El cadáver ensangrentado del coronel Francis Hall amaneció colgado de uno de los postes de la plaza de San Francisco el 20 de octubre de 1833. Todavía no se sabe si el coronel británico murió lanceado -como se estilaba a la época- o abaleado, de la forma más tradicional. Lo que se conoce con certeza es que Hall murió por conspirador y por defender la libertad de expresión en el recientemente independizado Ecuador.
Británico en tiempos del más fervoroso nacionalismo, liberal en épocas autoritarias y militaristas, protestante en un entorno católico hasta la médula, filósofo en medio del analfabetismo más generalizado, ilustrado en una sociedad que siempre ha mirado al pensamiento por encima del hombro: hay que entender que en el lejano 1833 el coronel Francis Hall debe haber sido un ave rara. Es que Hall, en el mejor estilo dieciochesco, era un tipo curioso: se interesaba por la botánica con la misma pasión que por Cicerón. Subió al Chimborazo y al Cotopaxi en compañía de Boussingault. Hizo mediciones termométricas en Guayaquil. Como Alexis de Tocqueville poco después, el coronel Hall fue un viajero obstinado y un observador agudo. Este excéntrico liberal vino a América motivado por las utopías independentistas y con una carta de recomendación de Jeremías Bentham para Simón Bolívar. Bentham, de paso, era uno de los filósofos más reputados de la época y divulgador del utilitarismo (la mayor felicidad para la mayor cantidad de personas) y un personaje legendario por derecho propio. Por su deseo, su esqueleto elegantemente vestido y con cabeza de cera, se exhibe hasta hoy en una vitrina del University College de Londres.

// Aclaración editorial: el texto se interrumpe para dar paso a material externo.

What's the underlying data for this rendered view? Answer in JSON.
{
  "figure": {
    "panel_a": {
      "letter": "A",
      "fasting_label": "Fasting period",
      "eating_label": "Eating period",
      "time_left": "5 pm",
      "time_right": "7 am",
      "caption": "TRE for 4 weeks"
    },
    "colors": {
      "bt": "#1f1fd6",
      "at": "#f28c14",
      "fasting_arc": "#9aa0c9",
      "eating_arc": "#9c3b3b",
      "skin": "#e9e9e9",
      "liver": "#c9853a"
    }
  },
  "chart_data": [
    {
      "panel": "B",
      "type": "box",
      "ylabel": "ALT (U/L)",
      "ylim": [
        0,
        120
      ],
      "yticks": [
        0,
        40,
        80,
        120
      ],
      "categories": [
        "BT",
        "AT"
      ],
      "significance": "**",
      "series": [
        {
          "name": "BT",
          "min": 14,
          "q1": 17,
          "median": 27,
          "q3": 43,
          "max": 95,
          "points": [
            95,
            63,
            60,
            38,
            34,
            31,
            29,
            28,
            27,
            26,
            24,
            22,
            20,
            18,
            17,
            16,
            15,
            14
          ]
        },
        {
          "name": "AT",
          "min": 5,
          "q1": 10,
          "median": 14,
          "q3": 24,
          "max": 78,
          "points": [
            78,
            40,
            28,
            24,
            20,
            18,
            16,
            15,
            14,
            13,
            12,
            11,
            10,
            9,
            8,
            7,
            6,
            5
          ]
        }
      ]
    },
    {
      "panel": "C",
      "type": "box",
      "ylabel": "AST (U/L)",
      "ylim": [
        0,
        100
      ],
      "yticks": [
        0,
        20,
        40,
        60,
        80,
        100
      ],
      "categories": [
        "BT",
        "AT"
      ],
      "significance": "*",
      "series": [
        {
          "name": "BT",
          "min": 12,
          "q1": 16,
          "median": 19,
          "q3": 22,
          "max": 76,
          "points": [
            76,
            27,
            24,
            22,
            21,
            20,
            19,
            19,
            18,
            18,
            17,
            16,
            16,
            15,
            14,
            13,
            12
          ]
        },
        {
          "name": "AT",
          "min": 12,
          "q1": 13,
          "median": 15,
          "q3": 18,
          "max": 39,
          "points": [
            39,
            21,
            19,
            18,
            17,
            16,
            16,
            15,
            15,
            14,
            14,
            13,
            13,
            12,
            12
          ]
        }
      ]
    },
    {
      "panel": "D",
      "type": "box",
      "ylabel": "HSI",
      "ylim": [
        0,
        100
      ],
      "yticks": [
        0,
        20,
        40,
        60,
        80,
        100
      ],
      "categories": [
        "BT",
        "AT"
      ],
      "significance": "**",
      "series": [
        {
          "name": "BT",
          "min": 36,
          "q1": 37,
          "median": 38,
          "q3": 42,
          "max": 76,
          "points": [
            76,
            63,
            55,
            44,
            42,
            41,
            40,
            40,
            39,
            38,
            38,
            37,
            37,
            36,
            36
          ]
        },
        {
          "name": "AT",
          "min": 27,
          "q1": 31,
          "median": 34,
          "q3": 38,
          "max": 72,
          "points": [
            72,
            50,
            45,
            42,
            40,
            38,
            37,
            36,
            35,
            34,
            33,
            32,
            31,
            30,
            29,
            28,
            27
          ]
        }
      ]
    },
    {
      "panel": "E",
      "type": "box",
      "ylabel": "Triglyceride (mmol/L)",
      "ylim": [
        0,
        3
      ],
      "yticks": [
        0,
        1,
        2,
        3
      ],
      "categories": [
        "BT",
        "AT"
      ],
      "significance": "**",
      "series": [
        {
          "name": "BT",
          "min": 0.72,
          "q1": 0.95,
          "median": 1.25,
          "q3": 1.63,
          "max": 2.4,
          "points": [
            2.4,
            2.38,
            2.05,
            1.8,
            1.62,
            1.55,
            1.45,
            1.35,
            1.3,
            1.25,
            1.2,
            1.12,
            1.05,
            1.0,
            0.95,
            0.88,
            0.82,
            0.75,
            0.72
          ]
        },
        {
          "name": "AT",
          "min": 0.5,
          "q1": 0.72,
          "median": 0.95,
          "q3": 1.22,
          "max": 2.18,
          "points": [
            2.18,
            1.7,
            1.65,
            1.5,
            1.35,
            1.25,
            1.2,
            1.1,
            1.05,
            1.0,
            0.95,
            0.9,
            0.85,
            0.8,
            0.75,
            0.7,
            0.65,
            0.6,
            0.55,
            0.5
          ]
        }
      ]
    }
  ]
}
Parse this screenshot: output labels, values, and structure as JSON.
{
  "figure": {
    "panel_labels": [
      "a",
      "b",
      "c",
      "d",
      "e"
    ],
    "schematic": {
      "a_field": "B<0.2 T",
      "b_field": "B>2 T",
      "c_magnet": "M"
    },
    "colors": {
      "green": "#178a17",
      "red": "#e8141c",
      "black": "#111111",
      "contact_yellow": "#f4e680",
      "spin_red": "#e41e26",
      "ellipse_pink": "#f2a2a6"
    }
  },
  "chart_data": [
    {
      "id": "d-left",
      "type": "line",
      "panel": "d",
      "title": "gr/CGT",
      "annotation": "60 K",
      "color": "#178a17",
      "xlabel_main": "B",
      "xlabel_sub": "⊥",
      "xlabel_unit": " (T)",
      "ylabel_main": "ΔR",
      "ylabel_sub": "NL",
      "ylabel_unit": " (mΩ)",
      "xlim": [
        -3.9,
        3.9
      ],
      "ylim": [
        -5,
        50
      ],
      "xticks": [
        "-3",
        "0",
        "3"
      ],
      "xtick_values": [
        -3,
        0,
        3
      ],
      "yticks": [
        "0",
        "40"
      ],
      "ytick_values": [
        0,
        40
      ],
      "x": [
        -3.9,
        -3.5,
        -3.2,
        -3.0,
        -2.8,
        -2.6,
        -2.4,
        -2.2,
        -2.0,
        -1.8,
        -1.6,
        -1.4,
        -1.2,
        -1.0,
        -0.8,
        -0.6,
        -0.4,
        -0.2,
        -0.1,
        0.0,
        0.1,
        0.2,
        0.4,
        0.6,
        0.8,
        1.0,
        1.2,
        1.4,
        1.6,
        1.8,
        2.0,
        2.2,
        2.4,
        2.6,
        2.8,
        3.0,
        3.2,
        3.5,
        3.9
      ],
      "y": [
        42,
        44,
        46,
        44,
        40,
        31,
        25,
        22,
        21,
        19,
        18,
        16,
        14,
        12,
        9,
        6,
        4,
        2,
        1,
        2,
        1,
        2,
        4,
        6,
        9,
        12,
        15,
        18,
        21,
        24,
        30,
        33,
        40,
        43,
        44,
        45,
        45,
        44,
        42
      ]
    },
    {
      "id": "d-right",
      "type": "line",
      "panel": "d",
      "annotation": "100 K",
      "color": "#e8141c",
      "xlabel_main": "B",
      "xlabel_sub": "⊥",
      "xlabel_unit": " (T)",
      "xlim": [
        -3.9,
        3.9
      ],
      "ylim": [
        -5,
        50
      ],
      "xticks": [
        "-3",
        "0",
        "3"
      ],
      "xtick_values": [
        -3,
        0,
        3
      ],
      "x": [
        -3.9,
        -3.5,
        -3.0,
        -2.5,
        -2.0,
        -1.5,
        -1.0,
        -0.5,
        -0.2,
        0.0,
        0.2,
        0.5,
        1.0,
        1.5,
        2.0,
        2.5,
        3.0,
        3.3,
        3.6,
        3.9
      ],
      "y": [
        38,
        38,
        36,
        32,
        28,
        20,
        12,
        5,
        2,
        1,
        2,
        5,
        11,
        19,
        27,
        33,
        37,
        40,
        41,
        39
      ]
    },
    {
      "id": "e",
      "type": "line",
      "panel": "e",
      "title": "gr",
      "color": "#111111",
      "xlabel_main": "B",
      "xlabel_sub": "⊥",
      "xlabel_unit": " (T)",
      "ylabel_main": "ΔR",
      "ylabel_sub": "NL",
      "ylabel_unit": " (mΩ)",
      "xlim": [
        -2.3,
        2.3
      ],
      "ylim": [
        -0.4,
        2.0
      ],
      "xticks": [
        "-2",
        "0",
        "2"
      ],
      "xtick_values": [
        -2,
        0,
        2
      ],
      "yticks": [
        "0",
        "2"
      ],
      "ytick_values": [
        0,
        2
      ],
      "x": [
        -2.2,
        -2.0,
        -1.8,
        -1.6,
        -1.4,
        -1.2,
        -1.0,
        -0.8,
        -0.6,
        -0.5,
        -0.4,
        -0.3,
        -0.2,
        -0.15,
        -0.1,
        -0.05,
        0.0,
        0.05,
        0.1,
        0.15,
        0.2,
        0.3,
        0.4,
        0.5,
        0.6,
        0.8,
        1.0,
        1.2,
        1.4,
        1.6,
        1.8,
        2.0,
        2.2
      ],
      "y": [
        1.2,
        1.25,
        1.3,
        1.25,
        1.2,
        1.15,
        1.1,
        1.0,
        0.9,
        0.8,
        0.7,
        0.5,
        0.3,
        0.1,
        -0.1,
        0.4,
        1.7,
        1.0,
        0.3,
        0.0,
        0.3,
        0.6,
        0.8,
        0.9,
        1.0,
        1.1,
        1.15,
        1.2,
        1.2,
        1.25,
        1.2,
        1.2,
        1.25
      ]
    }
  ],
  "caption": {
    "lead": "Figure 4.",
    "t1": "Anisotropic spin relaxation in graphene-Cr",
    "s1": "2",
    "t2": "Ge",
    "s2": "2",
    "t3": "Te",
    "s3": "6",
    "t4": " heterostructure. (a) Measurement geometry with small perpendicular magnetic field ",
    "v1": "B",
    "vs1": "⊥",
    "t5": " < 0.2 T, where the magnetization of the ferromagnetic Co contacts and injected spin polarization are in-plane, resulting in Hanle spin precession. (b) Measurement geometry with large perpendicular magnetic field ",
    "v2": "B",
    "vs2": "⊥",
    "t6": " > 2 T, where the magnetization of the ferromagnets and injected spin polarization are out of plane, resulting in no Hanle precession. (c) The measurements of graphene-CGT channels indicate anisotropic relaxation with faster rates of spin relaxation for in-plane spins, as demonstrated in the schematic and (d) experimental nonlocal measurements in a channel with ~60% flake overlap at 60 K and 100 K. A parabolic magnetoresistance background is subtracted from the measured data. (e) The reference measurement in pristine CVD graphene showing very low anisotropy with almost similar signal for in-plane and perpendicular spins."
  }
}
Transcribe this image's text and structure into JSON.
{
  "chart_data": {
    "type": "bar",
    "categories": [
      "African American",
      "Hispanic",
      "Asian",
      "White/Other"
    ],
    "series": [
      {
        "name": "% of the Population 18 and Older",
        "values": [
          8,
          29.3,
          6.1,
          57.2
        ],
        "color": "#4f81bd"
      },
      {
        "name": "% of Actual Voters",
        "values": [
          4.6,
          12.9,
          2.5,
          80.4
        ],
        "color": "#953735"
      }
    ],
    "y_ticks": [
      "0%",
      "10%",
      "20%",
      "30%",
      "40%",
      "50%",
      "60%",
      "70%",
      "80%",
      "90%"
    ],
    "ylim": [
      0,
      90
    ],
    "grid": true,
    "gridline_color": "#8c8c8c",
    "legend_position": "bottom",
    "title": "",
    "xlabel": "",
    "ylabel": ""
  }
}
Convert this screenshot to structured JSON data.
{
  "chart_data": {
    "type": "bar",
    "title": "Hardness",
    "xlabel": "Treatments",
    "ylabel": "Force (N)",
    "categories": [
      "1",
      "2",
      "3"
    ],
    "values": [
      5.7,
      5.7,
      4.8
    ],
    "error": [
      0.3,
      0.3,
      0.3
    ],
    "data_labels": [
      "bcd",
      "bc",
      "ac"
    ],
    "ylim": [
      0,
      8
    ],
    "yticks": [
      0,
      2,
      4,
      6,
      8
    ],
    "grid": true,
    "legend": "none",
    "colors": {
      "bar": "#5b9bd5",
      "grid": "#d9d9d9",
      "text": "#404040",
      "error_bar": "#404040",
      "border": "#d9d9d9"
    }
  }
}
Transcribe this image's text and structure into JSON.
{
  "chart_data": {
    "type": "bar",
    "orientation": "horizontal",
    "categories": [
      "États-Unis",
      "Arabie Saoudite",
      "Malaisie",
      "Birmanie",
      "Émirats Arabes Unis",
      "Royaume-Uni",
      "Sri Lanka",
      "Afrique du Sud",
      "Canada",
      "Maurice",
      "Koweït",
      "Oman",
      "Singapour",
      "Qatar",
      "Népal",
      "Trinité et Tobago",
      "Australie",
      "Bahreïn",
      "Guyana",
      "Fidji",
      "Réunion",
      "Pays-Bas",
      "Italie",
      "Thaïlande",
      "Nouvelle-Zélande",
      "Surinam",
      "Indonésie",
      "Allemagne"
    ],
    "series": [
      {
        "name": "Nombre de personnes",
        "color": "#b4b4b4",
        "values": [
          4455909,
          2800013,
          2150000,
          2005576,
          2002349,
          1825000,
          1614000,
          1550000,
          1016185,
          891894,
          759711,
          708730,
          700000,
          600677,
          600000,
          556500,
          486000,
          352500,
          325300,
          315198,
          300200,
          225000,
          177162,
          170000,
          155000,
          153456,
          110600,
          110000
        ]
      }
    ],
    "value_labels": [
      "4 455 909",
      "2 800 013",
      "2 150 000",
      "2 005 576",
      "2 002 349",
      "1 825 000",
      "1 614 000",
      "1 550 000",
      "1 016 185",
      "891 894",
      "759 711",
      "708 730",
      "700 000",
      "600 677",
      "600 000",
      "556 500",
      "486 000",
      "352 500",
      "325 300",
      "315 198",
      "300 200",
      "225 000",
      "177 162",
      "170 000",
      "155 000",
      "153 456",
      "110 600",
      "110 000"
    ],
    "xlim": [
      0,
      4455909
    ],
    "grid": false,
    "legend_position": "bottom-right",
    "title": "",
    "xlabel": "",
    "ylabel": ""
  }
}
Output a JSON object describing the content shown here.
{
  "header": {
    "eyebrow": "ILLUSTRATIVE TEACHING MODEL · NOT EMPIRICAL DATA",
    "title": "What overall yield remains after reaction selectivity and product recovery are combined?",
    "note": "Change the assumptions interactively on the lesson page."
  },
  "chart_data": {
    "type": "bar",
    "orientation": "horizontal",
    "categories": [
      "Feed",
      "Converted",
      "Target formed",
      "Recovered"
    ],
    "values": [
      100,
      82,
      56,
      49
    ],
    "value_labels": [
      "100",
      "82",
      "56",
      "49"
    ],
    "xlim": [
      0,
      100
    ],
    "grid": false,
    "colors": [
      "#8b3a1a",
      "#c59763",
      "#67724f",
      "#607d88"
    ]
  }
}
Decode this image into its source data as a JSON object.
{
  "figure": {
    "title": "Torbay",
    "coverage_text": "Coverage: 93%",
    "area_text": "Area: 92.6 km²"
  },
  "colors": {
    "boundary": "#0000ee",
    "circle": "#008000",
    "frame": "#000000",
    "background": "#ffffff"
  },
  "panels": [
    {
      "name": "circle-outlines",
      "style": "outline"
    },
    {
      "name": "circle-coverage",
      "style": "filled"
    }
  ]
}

El coronel Hall fue el alma y el dínamo detrás de El Quiteño Libre, el periódico de oposición al gobierno de Juan José Flores, el primer presidente venezolano del Ecuador. Esta publicación defendía los verdaderos valores de la independencia política y de la embrionaria democracia: en teoría se garantizaba la libertad, pero quien pensara diferente sufría las consecuencias de ser sedicioso o revoltoso. El Quiteño Libre también abogaba por la libertad de imprenta y por la rendición de cuentas de los funcionarios públicos, dos principios que incluso hoy generan polémica. “Nada parece más natural en una República que el establecimiento de un periódico libre. La libertad de imprenta, proclamada por el mundo civilizado y garantizada por nuestras instituciones, no sería más que un nombre vano, si renunciando su legítimo objeto, la ilustración de los pueblos, se emplease solo en engañarlos y esclavizarnos”, proclamaba el periódico. Advertencia al inocente lector: este artículo no tiene nada que ver con la coyuntura política.